Page 2-1, Prior Authorization Requirements. We revised the first sentence to read, “In order to be reimbursed by Medicaid, certain services require that providers obtain prior authorization of the services’ medical necessity per subsection 59G-1.010(166), F.A.C., before the services are performed.”

Page 2-3, Introduction. In the first paragraph, second sentence, we added, “in accordance with subsection 59G- 1.010(166), F.A.C.”
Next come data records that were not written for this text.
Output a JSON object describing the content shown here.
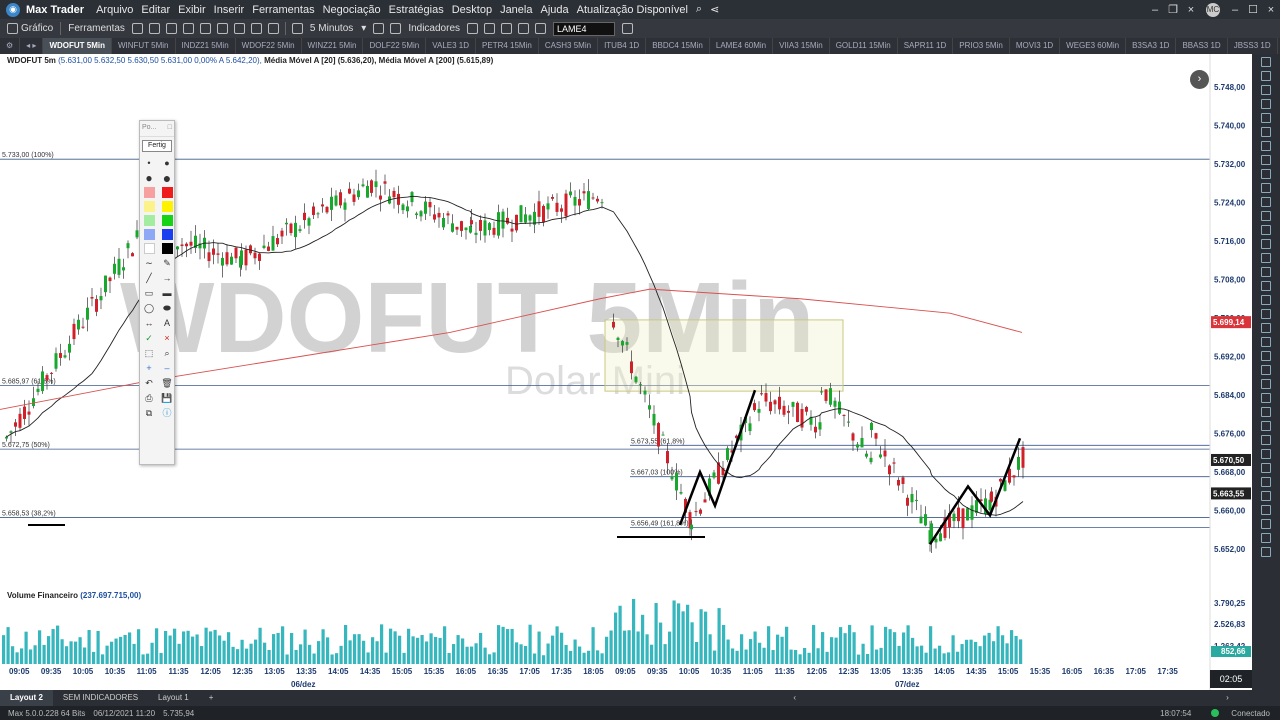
{
  "app": {
    "brand": "Max Trader",
    "menu": [
      "Arquivo",
      "Editar",
      "Exibir",
      "Inserir",
      "Ferramentas",
      "Negociação",
      "Estratégias",
      "Desktop",
      "Janela",
      "Ajuda",
      "Atualização Disponível"
    ],
    "avatar": "MC"
  },
  "toolbar": {
    "grafico": "Gráfico",
    "ferramentas": "Ferramentas",
    "timeframe": "5 Minutos",
    "indicadores": "Indicadores",
    "symbol_input": "LAME4"
  },
  "tabs": [
    "WDOFUT 5Min",
    "WINFUT 5Min",
    "INDZ21 5Min",
    "WDOF22 5Min",
    "WINZ21 5Min",
    "DOLF22 5Min",
    "VALE3 1D",
    "PETR4 15Min",
    "CASH3 5Min",
    "ITUB4 1D",
    "BBDC4 15Min",
    "LAME4 60Min",
    "VIIA3 15Min",
    "GOLD11 15Min",
    "SAPR11 1D",
    "PRIO3 5Min",
    "MOVI3 1D",
    "WEGE3 60Min",
    "B3SA3 1D",
    "BBAS3 1D",
    "JBSS3 1D"
  ],
  "chart": {
    "header_symbol": "WDOFUT 5m",
    "header_ohlc": "(5.631,00  5.632,50  5.630,50  5.631,00  0,00%  A 5.642,20),",
    "header_ma20": "Média Móvel A [20] (5.636,20),",
    "header_ma200": "Média Móvel A [200] (5.615,89)",
    "watermark": "WDOFUT 5Min",
    "watermark_sub": "Dolar Mini",
    "volume_label": "Volume Financeiro",
    "volume_value": "(237.697.715,00)",
    "price_ticks": [
      "5.748,00",
      "5.740,00",
      "5.732,00",
      "5.724,00",
      "5.716,00",
      "5.708,00",
      "5.700,00",
      "5.692,00",
      "5.684,00",
      "5.676,00",
      "5.668,00",
      "5.660,00",
      "5.652,00"
    ],
    "vol_ticks": [
      "3.790,25",
      "2.526,83",
      "1.263,42"
    ],
    "price_badges": [
      {
        "label": "5.699,14",
        "color": "#d9343a",
        "value": 5699.14
      },
      {
        "label": "5.670,50",
        "color": "#222222",
        "value": 5670.5
      },
      {
        "label": "5.663,55",
        "color": "#222222",
        "value": 5663.55
      }
    ],
    "vol_badge": "852,66",
    "time_ticks": [
      "09:05",
      "09:35",
      "10:05",
      "10:35",
      "11:05",
      "11:35",
      "12:05",
      "12:35",
      "13:05",
      "13:35",
      "14:05",
      "14:35",
      "15:05",
      "15:35",
      "16:05",
      "16:35",
      "17:05",
      "17:35",
      "18:05",
      "09:05",
      "09:35",
      "10:05",
      "10:35",
      "11:05",
      "11:35",
      "12:05",
      "12:35",
      "13:05",
      "13:35",
      "14:05",
      "14:35",
      "15:05",
      "15:35",
      "16:05",
      "16:35",
      "17:05",
      "17:35"
    ],
    "date_labels": [
      "06/dez",
      "07/dez"
    ],
    "fib_left": [
      "5.733,00 (100%)",
      "5.685,97 (61,8%)",
      "5.672,75 (50%)",
      "5.658,53 (38,2%)"
    ],
    "fib_right": [
      "5.673,55 (61,8%)",
      "5.667,03 (100%)",
      "5.656,49 (161,8%)"
    ]
  },
  "palette": {
    "title": "Po...",
    "button": "Fertig"
  },
  "layouts": [
    "Layout 2",
    "SEM INDICADORES",
    "Layout 1"
  ],
  "clock": "02:05",
  "status": {
    "version": "Max 5.0.0.228 64 Bits",
    "datetime": "06/12/2021 11:20",
    "price": "5.735,94",
    "time": "18:07:54",
    "connection": "Conectado"
  }
}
Page 2-8, Individuals with Pending Medicaid Eligibility and Medically Need Recipients. We added the following note after the last paragraph, “See Chapter 3 in the Florida Medicaid Provider General Handbook for a description of the Medically Needy Program. The Florida Medicaid Provider General Handbook is incorporated by reference in Rule 59G-5.020, F.A.C.”

Page 2-9, Retrospective Payment Review. In the first paragraph, first sentence, we added “liability” after third party so that the sentence reads, “recipients with third party liability (TPL) insurance coverage.”

Page 2-15, Medicaid Prior Authorization Unit Responsibility. We revised the second sentence to read, “The decision will be rendered within ten business days following the receipt of documentation to establish the need for the out-of-state service.”

Page 2-21, Illustration 2-2. Completed Sample Prior Authorization Request. We revised the sample to be for a procedure that requires prior authorization.

Page 2-43, Illustration 2-11. Exception to Hysterectomy Acknowledgement Requirement Form. We changed the reference on the form from the UB-92 to the UB-04.

Page 3-11, New or Photocopied Claims. We added the following definition of an AHCA priority exception claim, “An AHCA priority exemption claim is a claim that AHCA sends to the Medicaid fiscal agent for processing.”